Et comme j'en venais à rédiger des lignes vides de reconnaissance profondes, je te le donne en 1000 : doute, stress et angoisse étaient de nouveau là et ingérables.

Du coup, j'ai lâché du leste, et me suis rendue compte qu'être reconnaissante envers la vie ne tient pas seulement à 3 pauvres lignes écrites sur un carnet. C'est un état d'esprit permanent auquel il faut s'accrocher tout au long de la journée et pas seulement le soir venu, stylo à la main. Et ça, je ne l'ai pas intégré tout de suite.

Etre reconnaissant, de différentes façons

Finalement, j'ai continué à pratiquer la gratitude mais de différentes façons. D'un part, en m'ouvrant davantage vers l'extérieur et en remerciant les concernés directement. Un effort surhumain pour moi, l'introvertie de service en proie à une certaine forme de phobie sociale.

Je dis merci non plus par simple politesse ou de façon mécanique, mais en y mettant tout mon cœur et en le ressentant vraiment. Je me surprends à remercier les gens pour quelque chose de bien spécifique. Pour le temps qu'ils m'ont accordé, leur gentillesse (s'il y a lieu, faut pas déconner non plus), leur aide, ou leur disponibilité. Buraliste, libraire, pharmacien... Même la nana de l'URSSAF y est passée ainsi que ma dentiste qui m'avait pourtant arraché une dent la fois dernière (elle, je l'ai remerciée pour sa douceur et sa rapidité d’exécution).  Tu ne seras pas surprise si je te disais que les gens te le rendent d'une manière ou d'une autre et que ça fait un bien fou.

pratiquer la gratitude

Je pratique également en m'arrêtant et en observant ce qui m'entoure avec attention. Par exemple, je ne me lasse pas de regarder mon chat avoir ses quarts d'heure de folie, ce qui arrive à peu près tous les jours aux alentours de 20h30. En vérité, je crois que je pourrais y passer mes journées.

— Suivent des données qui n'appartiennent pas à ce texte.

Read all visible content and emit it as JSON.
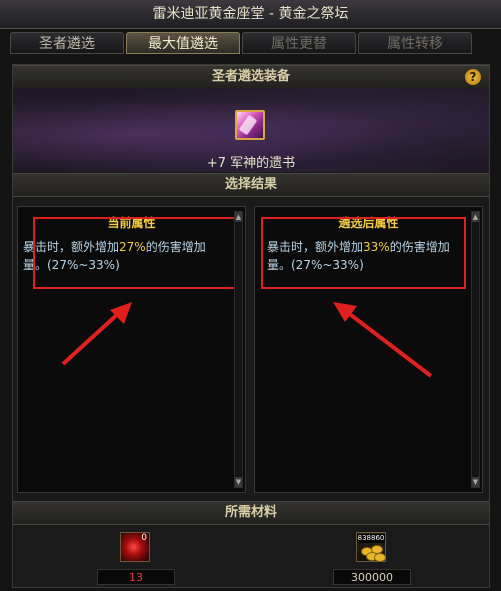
{
  "window": {
    "title": "雷米迪亚黄金座堂 - 黄金之祭坛"
  },
  "tabs": [
    {
      "label": "圣者遴选",
      "state": "normal"
    },
    {
      "label": "最大值遴选",
      "state": "active"
    },
    {
      "label": "属性更替",
      "state": "disabled"
    },
    {
      "label": "属性转移",
      "state": "disabled"
    }
  ],
  "equipment_section": {
    "header": "圣者遴选装备",
    "help_icon": "?",
    "item_name": "+7 军神的遗书"
  },
  "result_section": {
    "header": "选择结果",
    "current": {
      "title": "当前属性",
      "text_before": "暴击时，额外增加",
      "value": "27%",
      "text_after": "的伤害增加量。(27%~33%)"
    },
    "after": {
      "title": "遴选后属性",
      "text_before": "暴击时，额外增加",
      "value": "33%",
      "text_after": "的伤害增加量。(27%~33%)"
    }
  },
  "materials_section": {
    "header": "所需材料",
    "items": [
      {
        "icon": "red-stone-icon",
        "badge": "0",
        "value": "13",
        "value_color": "#e04040"
      },
      {
        "icon": "gold-coins-icon",
        "badge": "838860",
        "value": "300000",
        "value_color": "#d8d0b8"
      }
    ]
  },
  "annotation": {
    "highlight_color": "#e0201e"
  }
}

Sans vouloir cirer les pompes de qui que ce soit qui lirait ces lignes, j'éprouve aussi beaucoup de gratitudes envers les personnes qui me laissent des gentils commentaires sur ce blog, sur les réseaux ou par mail. Que ce soit par le biais d'une ligne ou d'un pavé, je me dis souvent que j'ai de la chance de pouvoir échanger avec autant de personnes et de me nourrir de leurs expériences. Je crois que c'est pour ça que je ne suis jamais bien réactive dans mes réponses. Je n'ai pas envie de faire ça entre deux portes. Je préfère prendre le temps et apprécier l'instant.

Finalement, ce sont des choses quotidiennes, dites "à-la-con", mais que je ne voyais pas avant. Comme si tout était normal, tout m'était acquis. Et que c'est bon d'ouvrir les yeux !

Je n'ai pas laissé tomber mon carnet pour autant. Comme évoqué, j'aime avoir des traces écrites, je suis très conservatrice. Cependant, je l'utilise uniquement quand j'en ai envie, que j'en ressens le besoin, en cas de coup de mou aussi, histoire de me remonter le moral. Je n'en fais plus une obligation. C'est juste un outil en plus.

Conclusion, pratiquer la gratitude, ça fonctionne, et certaines études en attestent. Mais pour que les bienfaits positifs soient durables, je pense qu'il faut varier les manières dont on s'y prend, et j'ajouterais même les domaines auxquels on s'attarde. Se concentrer sur les aspects positifs de sa vie sociale, puis professionnelle, de sa journée, de son passé, de sa santé, de sa vie en générale...

Pour clore, je t'invite à pratiquer la gratitude l'espace d'un instant, et à nous partager 3 choses (ou plus, surtout pas de restriction) pour lesquelles tu es reconnaissante aujourd'hui. Si tu n'y arrives pas, tu peux toujours commencer par "j'ai vraiment de la chance de..." puis compléter la suite 🙂 Puis si tu as envie d'y revenir de temps à autres pour en noter de nouvelles, n'hésite pas !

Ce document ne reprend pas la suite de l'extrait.